Increased and decreased muscle tone with orexin (hypocretin) microinjections in the locus coeruleus and pontine inhibitory area

Orexin-A (OX-A) and orexin-B (OX-B) (hypocretin 1 and hypocretin 2) are synthesized in neurons of the perifornical, dorsomedial, lateral, and posterior hypothalamus. The locus coeruleus (LC) receives the densest extrahypothalamic projections of the orexin (OX) system.

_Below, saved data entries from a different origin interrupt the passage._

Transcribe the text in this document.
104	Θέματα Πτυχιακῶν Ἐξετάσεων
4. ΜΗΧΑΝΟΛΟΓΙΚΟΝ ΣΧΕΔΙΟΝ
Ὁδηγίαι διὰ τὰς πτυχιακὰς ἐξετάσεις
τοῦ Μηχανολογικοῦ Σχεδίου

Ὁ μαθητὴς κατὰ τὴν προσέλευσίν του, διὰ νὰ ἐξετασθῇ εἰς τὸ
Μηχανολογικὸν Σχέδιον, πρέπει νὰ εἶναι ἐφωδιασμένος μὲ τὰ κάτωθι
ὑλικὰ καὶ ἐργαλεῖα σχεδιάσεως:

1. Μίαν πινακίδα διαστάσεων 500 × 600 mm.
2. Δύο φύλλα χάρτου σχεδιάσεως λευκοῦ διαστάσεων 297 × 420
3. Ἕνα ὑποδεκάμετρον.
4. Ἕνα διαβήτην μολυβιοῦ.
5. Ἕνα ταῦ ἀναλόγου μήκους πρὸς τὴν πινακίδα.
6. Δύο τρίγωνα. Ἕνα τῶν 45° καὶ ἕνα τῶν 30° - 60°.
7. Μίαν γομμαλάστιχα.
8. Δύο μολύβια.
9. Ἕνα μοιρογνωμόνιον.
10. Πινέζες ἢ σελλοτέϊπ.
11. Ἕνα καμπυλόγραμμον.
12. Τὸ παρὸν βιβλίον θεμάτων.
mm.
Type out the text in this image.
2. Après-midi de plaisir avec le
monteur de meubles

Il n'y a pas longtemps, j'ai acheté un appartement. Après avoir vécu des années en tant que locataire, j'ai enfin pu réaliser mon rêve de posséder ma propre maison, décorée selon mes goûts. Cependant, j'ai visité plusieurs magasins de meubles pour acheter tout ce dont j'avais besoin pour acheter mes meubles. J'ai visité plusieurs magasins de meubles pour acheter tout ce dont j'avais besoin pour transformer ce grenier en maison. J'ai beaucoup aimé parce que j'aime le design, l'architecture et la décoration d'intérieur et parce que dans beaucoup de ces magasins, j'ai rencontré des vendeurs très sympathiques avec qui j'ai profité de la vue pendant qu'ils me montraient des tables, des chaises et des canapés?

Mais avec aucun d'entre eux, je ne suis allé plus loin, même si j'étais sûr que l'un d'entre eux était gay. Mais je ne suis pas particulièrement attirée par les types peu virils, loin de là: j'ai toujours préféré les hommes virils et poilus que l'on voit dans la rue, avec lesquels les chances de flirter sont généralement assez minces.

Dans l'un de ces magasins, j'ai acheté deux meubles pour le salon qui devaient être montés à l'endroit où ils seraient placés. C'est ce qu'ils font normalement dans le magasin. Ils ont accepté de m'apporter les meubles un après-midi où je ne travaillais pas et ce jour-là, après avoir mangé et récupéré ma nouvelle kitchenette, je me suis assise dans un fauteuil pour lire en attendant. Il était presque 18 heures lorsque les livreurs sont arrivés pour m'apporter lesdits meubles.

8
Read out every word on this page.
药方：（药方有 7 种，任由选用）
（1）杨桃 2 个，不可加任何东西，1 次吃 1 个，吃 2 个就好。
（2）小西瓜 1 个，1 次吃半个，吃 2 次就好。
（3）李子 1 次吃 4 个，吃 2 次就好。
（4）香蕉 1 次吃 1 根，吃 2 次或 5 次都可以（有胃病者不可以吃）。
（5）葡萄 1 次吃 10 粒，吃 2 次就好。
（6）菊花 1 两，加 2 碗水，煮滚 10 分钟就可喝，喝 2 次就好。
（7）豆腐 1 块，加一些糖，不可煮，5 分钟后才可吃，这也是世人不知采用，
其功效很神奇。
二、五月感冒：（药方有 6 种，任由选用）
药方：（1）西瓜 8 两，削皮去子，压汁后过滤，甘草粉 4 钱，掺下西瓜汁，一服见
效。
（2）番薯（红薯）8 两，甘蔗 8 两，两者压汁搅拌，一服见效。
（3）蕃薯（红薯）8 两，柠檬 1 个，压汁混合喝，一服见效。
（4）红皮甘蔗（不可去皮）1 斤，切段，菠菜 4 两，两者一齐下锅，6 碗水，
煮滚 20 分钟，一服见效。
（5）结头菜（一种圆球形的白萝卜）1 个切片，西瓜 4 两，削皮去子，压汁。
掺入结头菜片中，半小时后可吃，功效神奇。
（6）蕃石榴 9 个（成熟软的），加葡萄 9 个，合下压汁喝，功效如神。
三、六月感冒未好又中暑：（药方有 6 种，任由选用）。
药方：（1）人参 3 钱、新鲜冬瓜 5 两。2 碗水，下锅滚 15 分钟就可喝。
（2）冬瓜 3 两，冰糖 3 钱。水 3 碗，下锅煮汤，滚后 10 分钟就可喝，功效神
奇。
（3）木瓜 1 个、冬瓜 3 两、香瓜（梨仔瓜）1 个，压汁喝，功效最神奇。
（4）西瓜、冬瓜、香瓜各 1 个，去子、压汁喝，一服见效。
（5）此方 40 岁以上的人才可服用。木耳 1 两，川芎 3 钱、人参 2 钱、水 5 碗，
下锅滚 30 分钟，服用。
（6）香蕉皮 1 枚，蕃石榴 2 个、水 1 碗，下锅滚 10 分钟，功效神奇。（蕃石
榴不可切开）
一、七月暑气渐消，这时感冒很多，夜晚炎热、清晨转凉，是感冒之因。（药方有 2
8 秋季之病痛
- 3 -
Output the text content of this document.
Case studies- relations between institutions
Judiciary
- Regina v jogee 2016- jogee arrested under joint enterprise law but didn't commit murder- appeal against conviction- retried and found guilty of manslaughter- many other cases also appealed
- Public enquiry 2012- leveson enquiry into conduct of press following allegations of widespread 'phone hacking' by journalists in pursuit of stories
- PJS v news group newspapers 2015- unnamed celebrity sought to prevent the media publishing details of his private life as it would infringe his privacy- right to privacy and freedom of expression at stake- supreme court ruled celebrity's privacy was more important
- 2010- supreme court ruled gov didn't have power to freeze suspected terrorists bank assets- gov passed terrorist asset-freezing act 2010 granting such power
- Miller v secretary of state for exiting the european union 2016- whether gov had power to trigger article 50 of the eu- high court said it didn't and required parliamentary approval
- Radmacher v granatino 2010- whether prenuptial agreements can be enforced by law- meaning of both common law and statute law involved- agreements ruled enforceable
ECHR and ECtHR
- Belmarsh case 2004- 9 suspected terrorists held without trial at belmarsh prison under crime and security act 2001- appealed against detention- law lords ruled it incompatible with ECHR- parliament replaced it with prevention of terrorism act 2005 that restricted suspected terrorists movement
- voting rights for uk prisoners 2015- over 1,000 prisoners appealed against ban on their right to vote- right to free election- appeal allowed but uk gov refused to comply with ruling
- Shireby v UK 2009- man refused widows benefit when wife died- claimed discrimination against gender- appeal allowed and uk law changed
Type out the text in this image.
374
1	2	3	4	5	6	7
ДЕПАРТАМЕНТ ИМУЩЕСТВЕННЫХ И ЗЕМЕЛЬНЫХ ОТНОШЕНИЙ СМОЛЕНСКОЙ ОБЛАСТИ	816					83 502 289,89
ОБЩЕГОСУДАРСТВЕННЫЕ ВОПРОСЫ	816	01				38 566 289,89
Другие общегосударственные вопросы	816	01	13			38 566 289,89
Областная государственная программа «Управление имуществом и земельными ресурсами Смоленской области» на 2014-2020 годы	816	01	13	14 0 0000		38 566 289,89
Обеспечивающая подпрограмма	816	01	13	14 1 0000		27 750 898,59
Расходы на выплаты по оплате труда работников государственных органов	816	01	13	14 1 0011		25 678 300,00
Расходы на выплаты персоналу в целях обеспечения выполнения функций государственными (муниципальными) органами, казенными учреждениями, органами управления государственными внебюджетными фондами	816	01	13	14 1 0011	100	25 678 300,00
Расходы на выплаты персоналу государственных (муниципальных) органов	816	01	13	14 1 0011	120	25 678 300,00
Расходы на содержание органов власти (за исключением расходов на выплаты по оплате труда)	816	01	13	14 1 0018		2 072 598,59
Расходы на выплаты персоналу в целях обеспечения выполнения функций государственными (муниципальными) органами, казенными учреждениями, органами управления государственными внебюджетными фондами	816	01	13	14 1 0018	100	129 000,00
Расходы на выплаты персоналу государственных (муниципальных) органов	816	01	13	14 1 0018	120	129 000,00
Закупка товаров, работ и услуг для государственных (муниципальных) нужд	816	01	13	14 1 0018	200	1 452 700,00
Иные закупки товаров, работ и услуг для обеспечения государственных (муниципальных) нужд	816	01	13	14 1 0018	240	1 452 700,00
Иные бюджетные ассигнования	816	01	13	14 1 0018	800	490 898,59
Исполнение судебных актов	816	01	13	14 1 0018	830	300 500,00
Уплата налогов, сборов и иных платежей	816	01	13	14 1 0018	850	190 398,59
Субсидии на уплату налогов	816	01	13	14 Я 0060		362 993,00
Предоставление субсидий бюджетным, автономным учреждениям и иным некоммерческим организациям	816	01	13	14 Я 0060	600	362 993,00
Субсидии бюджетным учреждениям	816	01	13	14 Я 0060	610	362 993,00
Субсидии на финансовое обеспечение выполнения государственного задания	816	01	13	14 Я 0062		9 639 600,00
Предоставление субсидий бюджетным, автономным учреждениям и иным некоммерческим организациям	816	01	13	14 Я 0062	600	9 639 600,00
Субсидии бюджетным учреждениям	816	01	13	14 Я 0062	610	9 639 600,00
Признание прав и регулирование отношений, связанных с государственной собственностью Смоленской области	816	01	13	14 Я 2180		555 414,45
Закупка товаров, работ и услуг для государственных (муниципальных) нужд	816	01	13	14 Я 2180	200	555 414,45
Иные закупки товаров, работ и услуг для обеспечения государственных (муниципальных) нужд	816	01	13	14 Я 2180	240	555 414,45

Recent evidence suggests that descending projections of the LC have a facilitatory role in the regulation of muscle tone. The pontine inhibitory area (PIA), located ventral to LC, receives a moderate OX projection and participates in the suppression of muscle tone in rapid-eye-movement sleep. We have examined the role of OX-A and -B in muscle-tone control using microinjections (0.1 muM to 1 mM, 0.2 mul) into the LC and PIA in decerebrate rats. OX-A and -B microinjections into the LC produced ipsi- or bilateral hindlimb muscle-tone facilitation. The activity of LC units was correlated with the extent of hindlimb muscle-tone facilitation after OX microinjections (100 muM, 1 mul) into fourth ventricle. Microinjections of OX-A and -B into the PIA produced muscle-tone inhibition. We did not observe any significant difference in the effect of OX-A and -B on muscle tone at either site. Our data suggest that OX release activates LC units and increases noradrenergic tonus in the CNS. Moreover, OX-A and -B may also regulate the activity of pontine cholinoceptive and cholinergic neurons participating in muscle-tone suppression. Loss of OX function may therefore disturb both facilitatory and inhibitory motor processes.